When talking about how to make your business successful, many people advise to “know your business” or “know your market.” While understanding how your business works internally and among consumers is critical, neither of these speak to the other key player: your competitors.
Think about it: you spent years of your life developing a product or brand. You put in a huge investment to seek patent/trademark protection and to develop your market. The last thing you want to have happen is to wake up one morning to find that another company has taken your market with a related, but improved-upon, product/brand of its own.
So this begs the question, what should you do to prevent this from happening?
When tracking and assessing your competitors, a key stage in the application process for patents and trademarks is publication, which occurs approximately 18 months from filing for patents and five months from filing for trademarks. Information about the product or brand is made available to the public via online registry with the USPTO. (There are publications for all countries, so if you product is part of a worldwide market, you would want to monitor those, as well.)
Since applications are often filed some time (in some cases, years) before a product is released in the market, keeping track of your competitors by reading through the publications on a regular basis or running a patent search presents some clear advantages and can help protect your business from dangerous competition.
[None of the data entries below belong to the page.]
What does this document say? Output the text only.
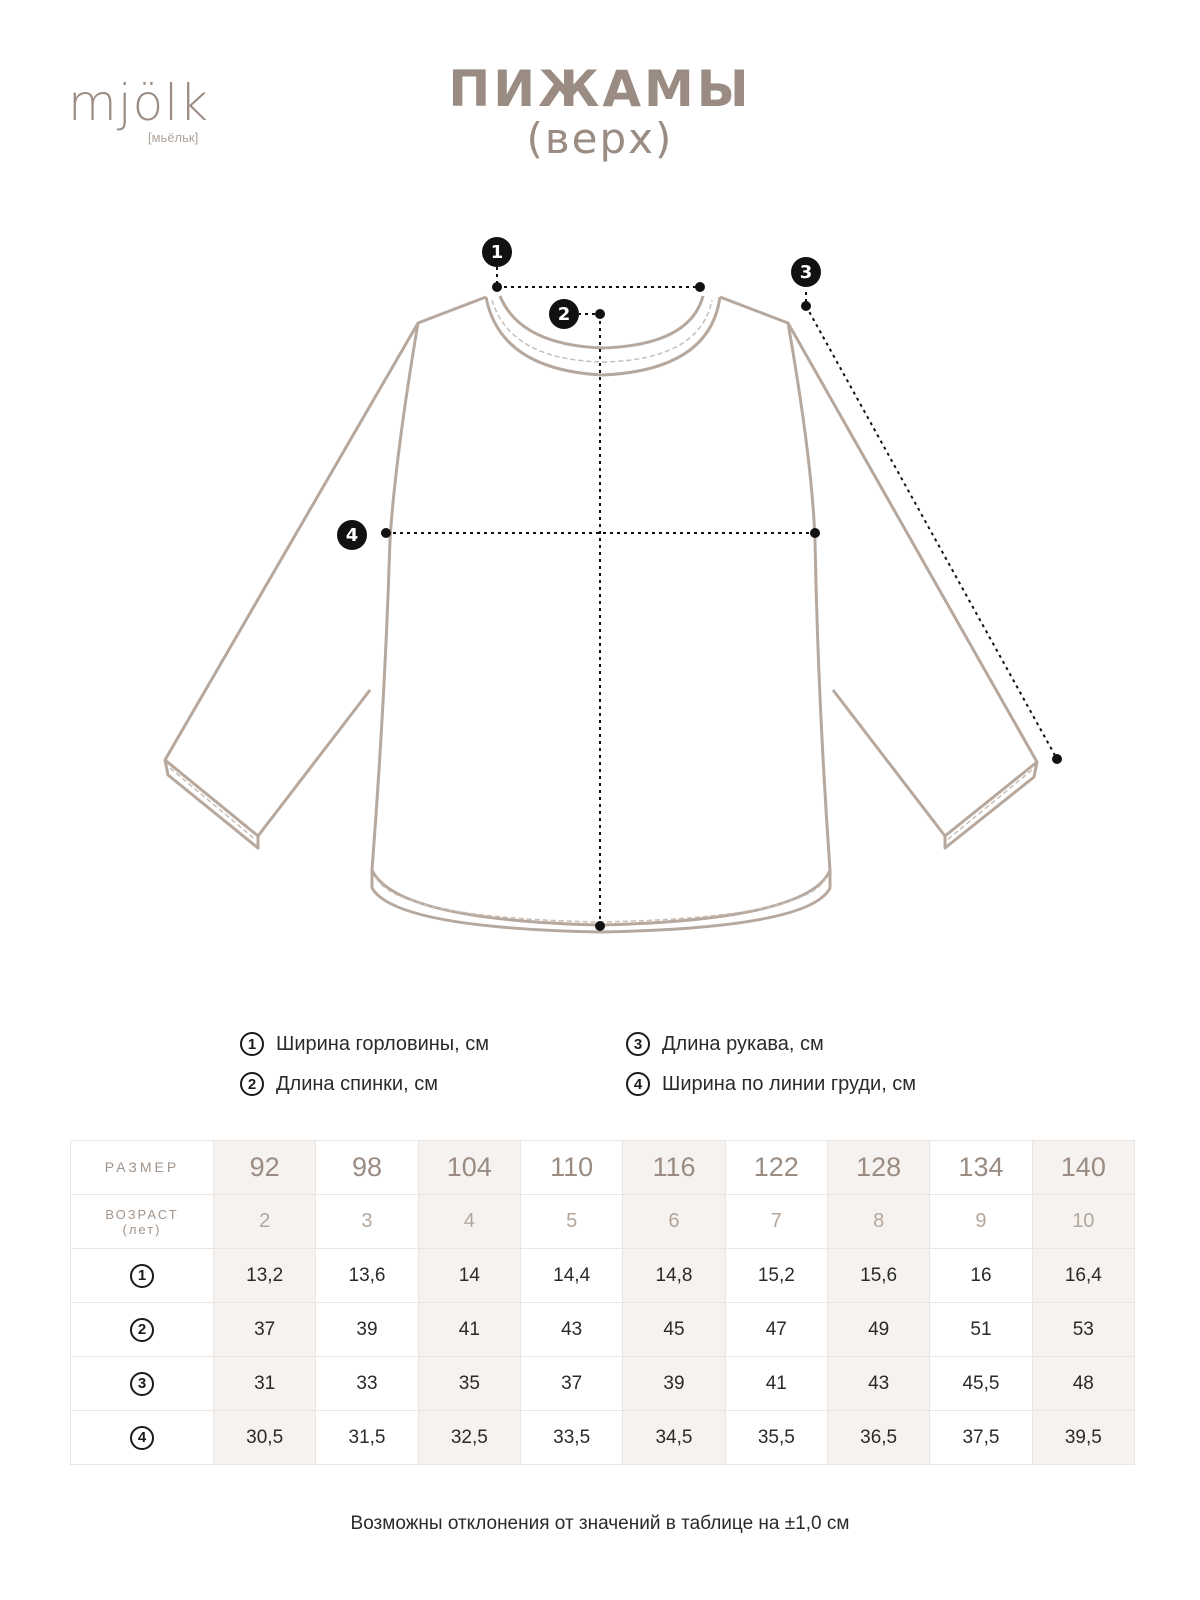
mjölk
[мьёльк]
ПИЖАМЫ
(верх)
1
2
3
4
1 Ширина горловины, см
2 Длина спинки, см
3 Длина рукава, см
4 Ширина по линии груди, см
РАЗМЕР	92	98	104	110	116	122	128	134	140

ВОЗРАСТ
(лет)	2	3	4	5	6	7	8	9	10
1	13,2	13,6	14	14,4	14,8	15,2	15,6	16	16,4
2	37	39	41	43	45	47	49	51	53
3	31	33	35	37	39	41	43	45,5	48
4	30,5	31,5	32,5	33,5	34,5	35,5	36,5	37,5	39,5
Возможны отклонения от значений в таблице на ±1,0 см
Most importantly, reading the publications can red flag a potential competitors or infringers and can highlight new or interesting trends that you can use to improve your own product. The information available in the publications vary, ranging anywhere from basic product design to a major technological breakthrough. When you use this information alongside big-picture analytics, you may gain valuable insight into competitor behavior and business opportunities.
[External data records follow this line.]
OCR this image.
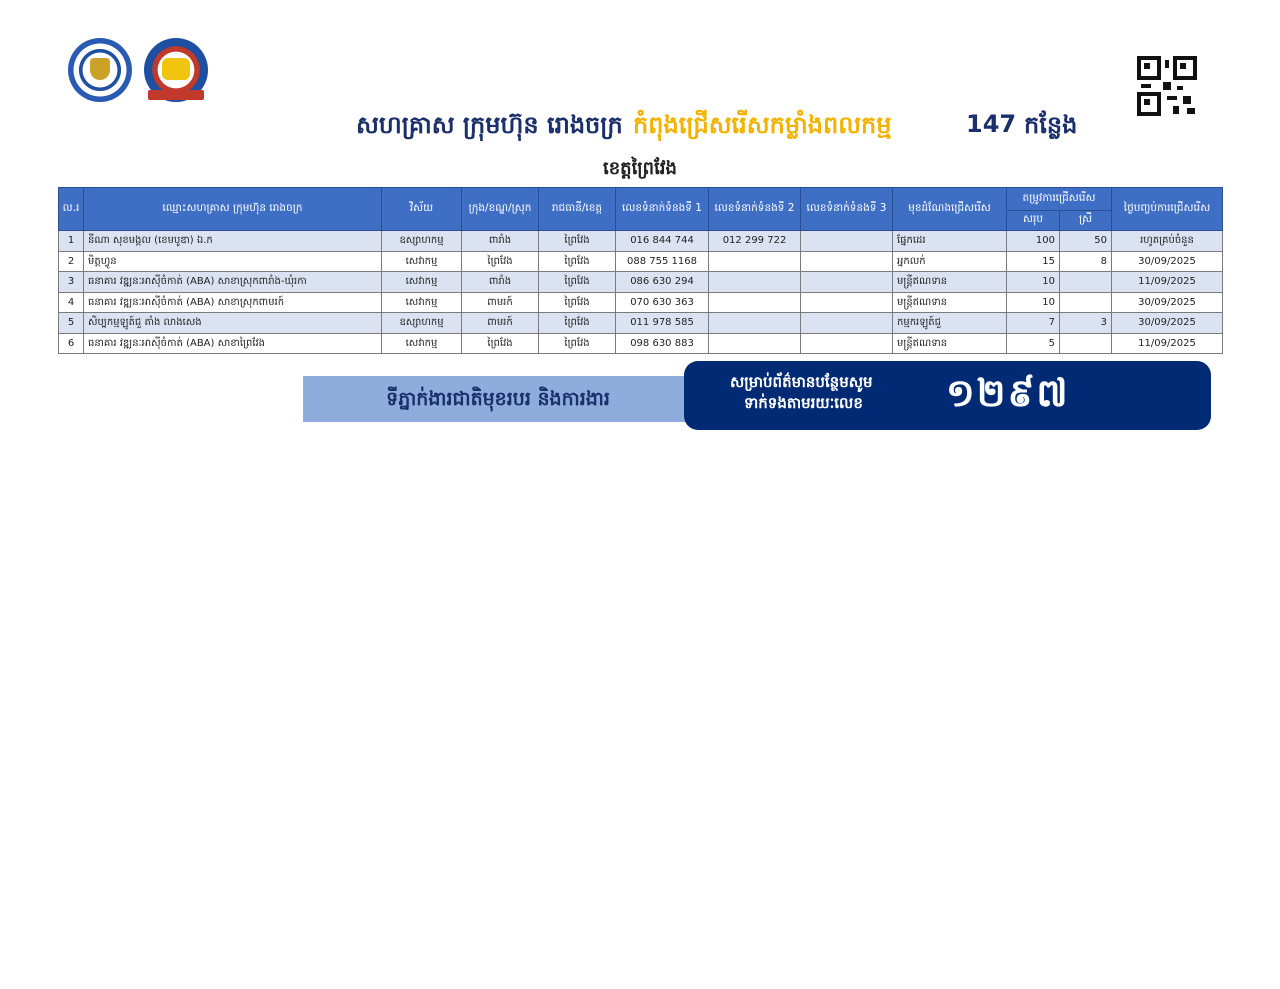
សហគ្រាស ក្រុមហ៊ុន រោងចក្រ កំពុងជ្រើសរើសកម្លាំងពលកម្ម	147 កន្លែង
ខេត្តព្រៃវែង
ល.រ	ឈ្មោះសហគ្រាស ក្រុមហ៊ុន រោងចក្រ	វិស័យ	ក្រុង/ខណ្ឌ/ស្រុក	រាជធានី/ខេត្ត	លេខទំនាក់ទំនងទី 1	លេខទំនាក់ទំនងទី 2	លេខទំនាក់ទំនងទី 3	មុខដំណែងជ្រើសរើស	តម្រូវការជ្រើសរើស		ថ្ងៃបញ្ចប់ការជ្រើសរើស
									សរុប	ស្រី	
1	នីណា សុខមង្គល (ខេមបូឌា) ឯ.ក	ឧស្សាហកម្ម	ពារាំង	ព្រៃវែង	016 844 744	012 299 722		ផ្នែកដេរ	100	50	រហូតគ្រប់ចំនួន
2	មិត្តហ្វូន	សេវាកម្ម	ព្រៃវែង	ព្រៃវែង	088 755 1168			អ្នកលក់	15	8	30/09/2025
3	ធនាគារ វឌ្ឍនៈអាស៊ីចំកាត់ (ABA) សាខាស្រុកពារាំង-ឃុំរកា	សេវាកម្ម	ពារាំង	ព្រៃវែង	086 630 294			មន្ត្រីឥណទាន	10		11/09/2025
4	ធនាគារ វឌ្ឍនៈអាស៊ីចំកាត់ (ABA) សាខាស្រុកពាមរក៍	សេវាកម្ម	ពាមរក៍	ព្រៃវែង	070 630 363			មន្ត្រីឥណទាន	10		30/09/2025
5	សិប្បកម្មឡូត៍ជួ តាំង លាងសេង	ឧស្សាហកម្ម	ពាមរក៍	ព្រៃវែង	011 978 585			កម្មករឡូត៍ជួ	7	3	30/09/2025
6	ធនាគារ វឌ្ឍនៈអាស៊ីចំកាត់ (ABA) សាខាព្រៃវែង	សេវាកម្ម	ព្រៃវែង	ព្រៃវែង	098 630 883			មន្ត្រីឥណទាន	5		11/09/2025
ទីភ្នាក់ងារជាតិមុខរបរ និងការងារ
សម្រាប់ព័ត៌មានបន្ថែមសូម
ទាក់ទងតាមរយៈលេខ ១២៩៧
Monitoring these publications should become a part of your business model if you want to compete in today’s fast-paced, many-players world. Big corporations often dedicate budgets to performing regular, detailed studies of competitors IP portfolios. Venture capitalist are now asking for patent landscape data before investing in a business opportunity. If this time and money investment is not realistic, you may want to hire a firm to perform a “trademark watch service,” which monitors your mark for you and alerts you to anything that may be potentially infringing. At the very least, dedicate some time on a regular basis to reading through the publications yourself. The wealth of information you can find in the publications may be just the ticket you need to achieve the business goals you’re after.